Still, companies that have large workforces might have a problem. S&P 500 (.SPX) profit margin’s are expected to decline this year, Goldman Sachs strategist Ben Snider noted in a February report. And while that’s not just the result of wage pressures—tariffs and slowing sales growth are having an impact—higher pay is becoming an issue. Some 58% of respondents to the National Association for Business Economics’ most recent survey said that labor costs were rising, but only 19% said they were charging customers more.
“As wages rise, companies will be forced either to accept lower profitability or to attempt passing through the costs via higher prices,” Snider wrote. He recommends owning a sector-neutral basket of companies with low labor costs relative to sales, one that includes PayPal Holdings (PYPL), tech titan Alphabet (GOOGL) and biotech giant Biogen (BIIB).
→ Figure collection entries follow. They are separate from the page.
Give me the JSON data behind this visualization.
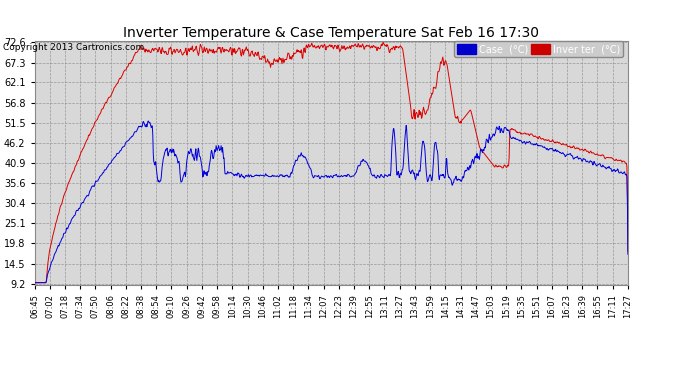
{
  "title": "Inverter Temperature & Case Temperature Sat Feb 16 17:30",
  "copyright": "Copyright 2013 Cartronics.com",
  "yticks": [
    9.2,
    14.5,
    19.8,
    25.1,
    30.4,
    35.6,
    40.9,
    46.2,
    51.5,
    56.8,
    62.1,
    67.3,
    72.6
  ],
  "ymin": 9.2,
  "ymax": 72.6,
  "bg_color": "#ffffff",
  "plot_bg_color": "#d8d8d8",
  "grid_color": "#aaaaaa",
  "case_color": "#0000dd",
  "inverter_color": "#dd0000",
  "xtick_labels": [
    "06:45",
    "07:02",
    "07:18",
    "07:34",
    "07:50",
    "08:06",
    "08:22",
    "08:38",
    "08:54",
    "09:10",
    "09:26",
    "09:42",
    "09:58",
    "10:14",
    "10:30",
    "10:46",
    "11:02",
    "11:18",
    "11:34",
    "12:07",
    "12:23",
    "12:39",
    "12:55",
    "13:11",
    "13:27",
    "13:43",
    "13:59",
    "14:15",
    "14:31",
    "14:47",
    "15:03",
    "15:19",
    "15:35",
    "15:51",
    "16:07",
    "16:23",
    "16:39",
    "16:55",
    "17:11",
    "17:27"
  ]
}
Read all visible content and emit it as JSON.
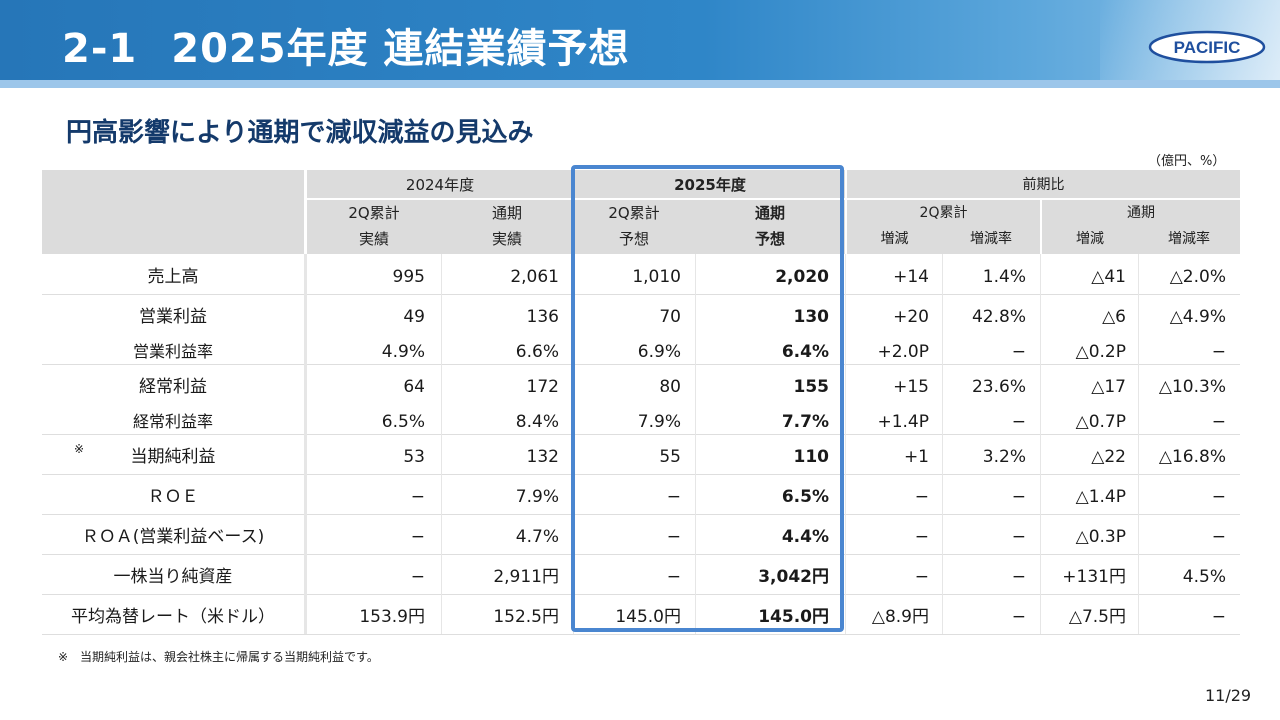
{
  "header": {
    "title_num": "2-1",
    "title_text": "2025年度 連結業績予想",
    "logo_text": "PACIFIC"
  },
  "subtitle": "円高影響により通期で減収減益の見込み",
  "unit": "（億円、%）",
  "table": {
    "groups": {
      "fy2024": "2024年度",
      "fy2025": "2025年度",
      "yoy": "前期比",
      "yoy_2q": "2Q累計",
      "yoy_full": "通期"
    },
    "cols": {
      "a": [
        "2Q累計",
        "実績"
      ],
      "b": [
        "通期",
        "実績"
      ],
      "c": [
        "2Q累計",
        "予想"
      ],
      "d": [
        "通期",
        "予想"
      ],
      "e": "増減",
      "f": "増減率",
      "g": "増減",
      "h": "増減率"
    },
    "rows": [
      {
        "label": "売上高",
        "note": "",
        "vals": [
          "995",
          "2,061",
          "1,010",
          "2,020",
          "+14",
          "1.4%",
          "△41",
          "△2.0%"
        ]
      },
      {
        "label": "営業利益",
        "note": "",
        "vals": [
          "49",
          "136",
          "70",
          "130",
          "+20",
          "42.8%",
          "△6",
          "△4.9%"
        ]
      },
      {
        "label": "営業利益率",
        "note": "",
        "vals": [
          "4.9%",
          "6.6%",
          "6.9%",
          "6.4%",
          "+2.0P",
          "−",
          "△0.2P",
          "−"
        ]
      },
      {
        "label": "経常利益",
        "note": "",
        "vals": [
          "64",
          "172",
          "80",
          "155",
          "+15",
          "23.6%",
          "△17",
          "△10.3%"
        ]
      },
      {
        "label": "経常利益率",
        "note": "",
        "vals": [
          "6.5%",
          "8.4%",
          "7.9%",
          "7.7%",
          "+1.4P",
          "−",
          "△0.7P",
          "−"
        ]
      },
      {
        "label": "当期純利益",
        "note": "※",
        "vals": [
          "53",
          "132",
          "55",
          "110",
          "+1",
          "3.2%",
          "△22",
          "△16.8%"
        ]
      },
      {
        "label": "ＲＯＥ",
        "note": "",
        "vals": [
          "−",
          "7.9%",
          "−",
          "6.5%",
          "−",
          "−",
          "△1.4P",
          "−"
        ]
      },
      {
        "label": "ＲＯＡ(営業利益ベース)",
        "note": "",
        "vals": [
          "−",
          "4.7%",
          "−",
          "4.4%",
          "−",
          "−",
          "△0.3P",
          "−"
        ]
      },
      {
        "label": "一株当り純資産",
        "note": "",
        "vals": [
          "−",
          "2,911円",
          "−",
          "3,042円",
          "−",
          "−",
          "+131円",
          "4.5%"
        ]
      },
      {
        "label": "平均為替レート（米ドル）",
        "note": "",
        "vals": [
          "153.9円",
          "152.5円",
          "145.0円",
          "145.0円",
          "△8.9円",
          "−",
          "△7.5円",
          "−"
        ]
      }
    ]
  },
  "footnote": "※　当期純利益は、親会社株主に帰属する当期純利益です。",
  "page_number": "11/29",
  "colors": {
    "header_blue": "#2676b8",
    "subtitle_navy": "#143a6b",
    "highlight_border": "#4a86d0",
    "header_cell_gray": "#dcdcdc"
  }
}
In fact, the entire biotech sector may be a good place to look for companies that are less impacted by rising labor costs, according to Canaccord Genuity analyst Martin Roberge. Wages in the biotech industry are growing just 0.3% year-over-year based on their three month moving average, he noted, while pricing power has been growing faster than pay. “Mixing pricing power and wage inflation, our biotech margins-support gauge signals healthy profit margins in 2019,” Roberge wrote in February. “As a result, relative [earnings-per-share] strength should stay solid and drive biotech outperformance.” He recommends owning the iShares Nasdaq Biotechnology ETF (IBB).
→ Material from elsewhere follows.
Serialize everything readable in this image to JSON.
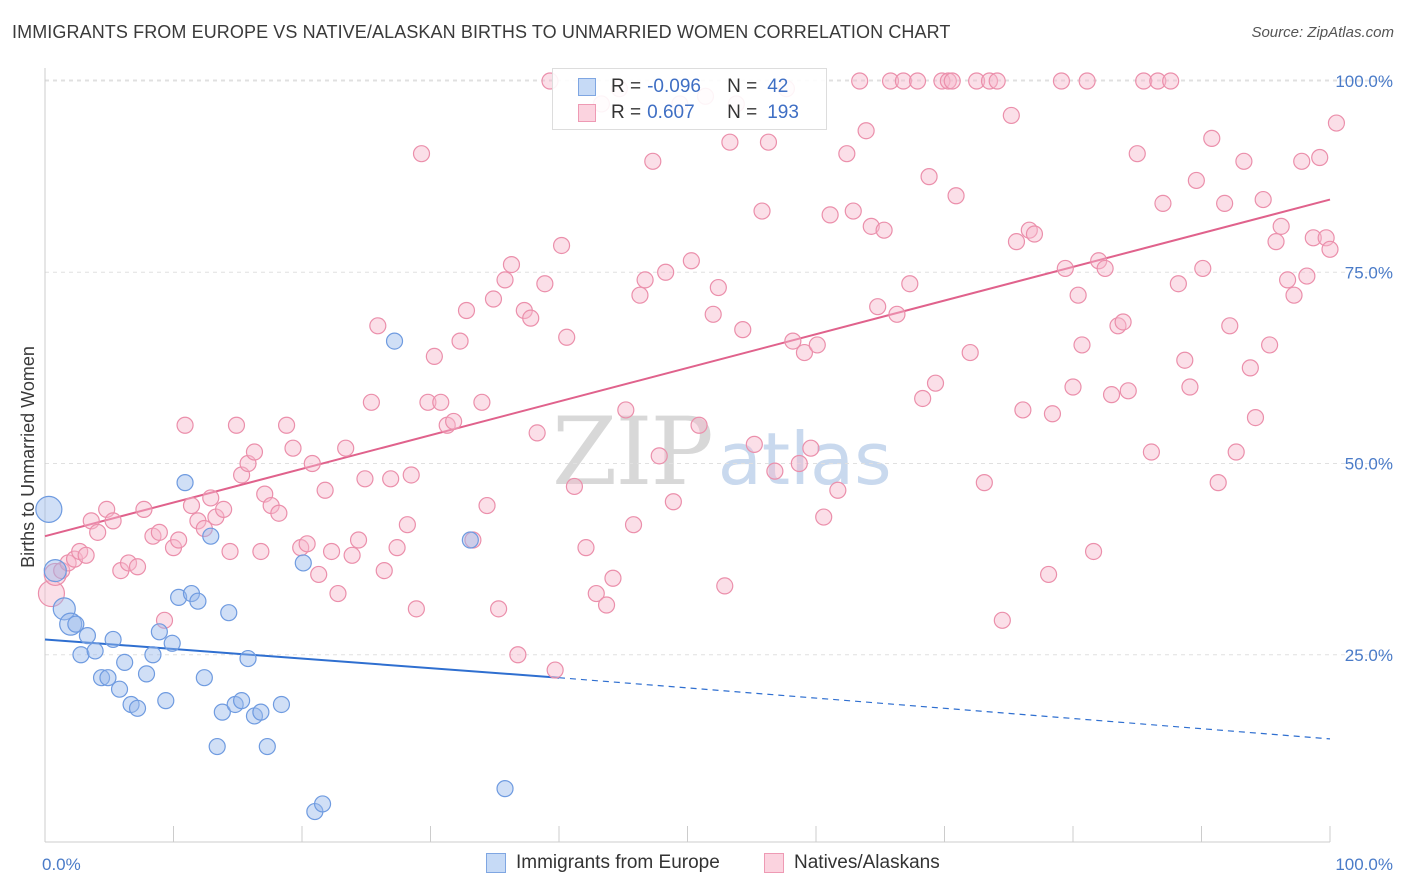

Other industries aren’t as insulated. Retail, where wages have been consistently low, could see wage pressures, Nomura Instinet analyst Simeon Siegel said. Jobs are shifting from the stores, where pay is lower, to the warehouses and logistic centers, where pay is higher, he said. Minimum wage increases and greater competition for workers is also pushing pay higher.
According to Siegel’s data, companies in off-price retail— TJX (TJX) called out rising wages as an issue in its earnings call last week—and teen retailers like Urban Outfitters (URBN), Abercrombie & Fitch (ANF), and American Eagle Outfitters (AEO) could be most at risk from future wage increases. Others, however, are more immune. Nordstrom (JWN), Costco (COST) and Tiffany (TIF) already pay some of the highest wags in retail and should be less impacted as wages rise, Siegel said.
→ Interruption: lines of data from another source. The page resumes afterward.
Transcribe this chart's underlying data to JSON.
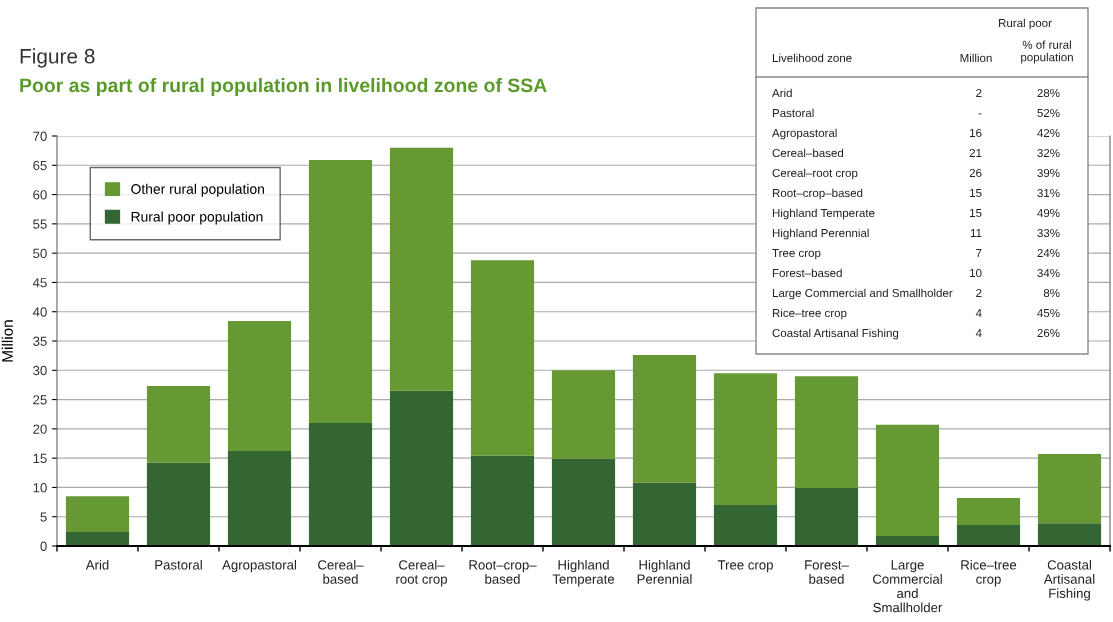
{
  "chart_data": {
    "type": "bar",
    "stacked": true,
    "title": "Figure 8",
    "subtitle": "Poor as part of rural population in livelihood zone of SSA",
    "ylabel": "Million",
    "categories": [
      "Arid",
      "Pastoral",
      "Agropastoral",
      "Cereal–\nbased",
      "Cereal–\nroot crop",
      "Root–crop–\nbased",
      "Highland\nTemperate",
      "Highland\nPerennial",
      "Tree crop",
      "Forest–\nbased",
      "Large\nCommercial\nand\nSmallholder",
      "Rice–tree\ncrop",
      "Coastal\nArtisanal\nFishing"
    ],
    "series": [
      {
        "name": "Rural poor population",
        "color": "#336633",
        "values": [
          2.4,
          14.2,
          16.2,
          21.0,
          26.5,
          15.4,
          14.9,
          10.8,
          7.0,
          9.9,
          1.7,
          3.6,
          3.9
        ]
      },
      {
        "name": "Other rural population",
        "color": "#669933",
        "values": [
          6.1,
          13.1,
          22.2,
          44.9,
          41.5,
          33.4,
          15.1,
          21.8,
          22.5,
          19.1,
          19.0,
          4.6,
          11.8
        ]
      }
    ],
    "ylim": [
      0,
      70
    ],
    "yticks": [
      0,
      5,
      10,
      15,
      20,
      25,
      30,
      35,
      40,
      45,
      50,
      55,
      60,
      65,
      70
    ],
    "grid": "y",
    "legend": "top left",
    "annotations": [
      "Rural poor",
      "Livelihood zone",
      "Million",
      "% of rural\npopulation",
      "Arid",
      "2",
      "28%",
      "Pastoral",
      "-",
      "52%",
      "Agropastoral",
      "16",
      "42%",
      "Cereal–based",
      "21",
      "32%",
      "Cereal–root crop",
      "26",
      "39%",
      "Root–crop–based",
      "15",
      "31%",
      "Highland Temperate",
      "15",
      "49%",
      "Highland Perennial",
      "11",
      "33%",
      "Tree crop",
      "7",
      "24%",
      "Forest–based",
      "10",
      "34%",
      "Large Commercial and Smallholder",
      "2",
      "8%",
      "Rice–tree crop",
      "4",
      "45%",
      "Coastal Artisanal Fishing",
      "4",
      "26%"
    ]
  }
}
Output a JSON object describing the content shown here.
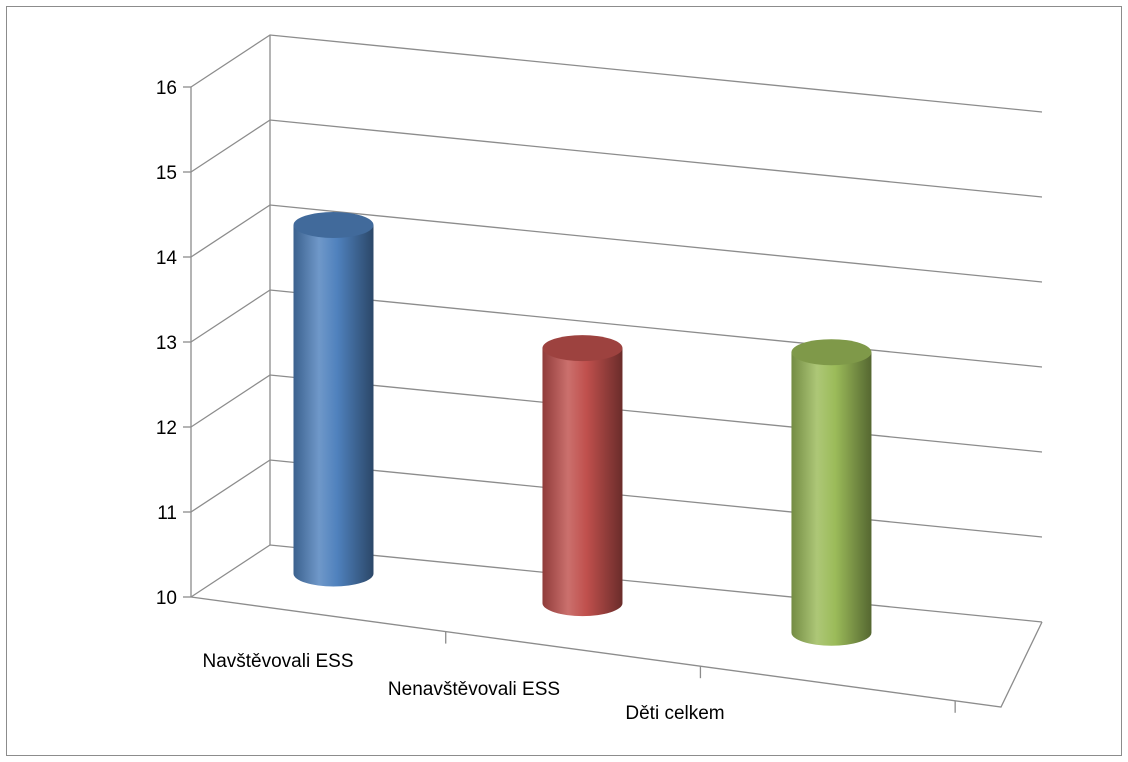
{
  "chart_data": {
    "type": "bar",
    "style": "3d-cylinder",
    "categories": [
      "Navštěvovali ESS",
      "Nenavštěvovali ESS",
      "Děti celkem"
    ],
    "values": [
      14.1,
      13.0,
      13.3
    ],
    "colors": [
      "#4f81bd",
      "#c0504d",
      "#9bbb59"
    ],
    "ylim": [
      10,
      16
    ],
    "yticks": [
      10,
      11,
      12,
      13,
      14,
      15,
      16
    ],
    "grid": true,
    "legend": "none",
    "title": "",
    "xlabel": "",
    "ylabel": ""
  }
}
He’s a fan of Capri Holdings (CPRI)—the former Michael Kors—in particular, though not just because it already pays above-average salaries. Siegel said the company is being traded like it is a collection of distressed assets, even though that’s not the case. Siegel also noted that management is confident about its ability to stabilize the Michael Kors brand and increase profits and sales at Jimmy Choo and Versace. Siegel has a Buy rating on Capri stock, and expects it to trade up to $76, a 64% gain from last Friday’s close of $46.81 per share.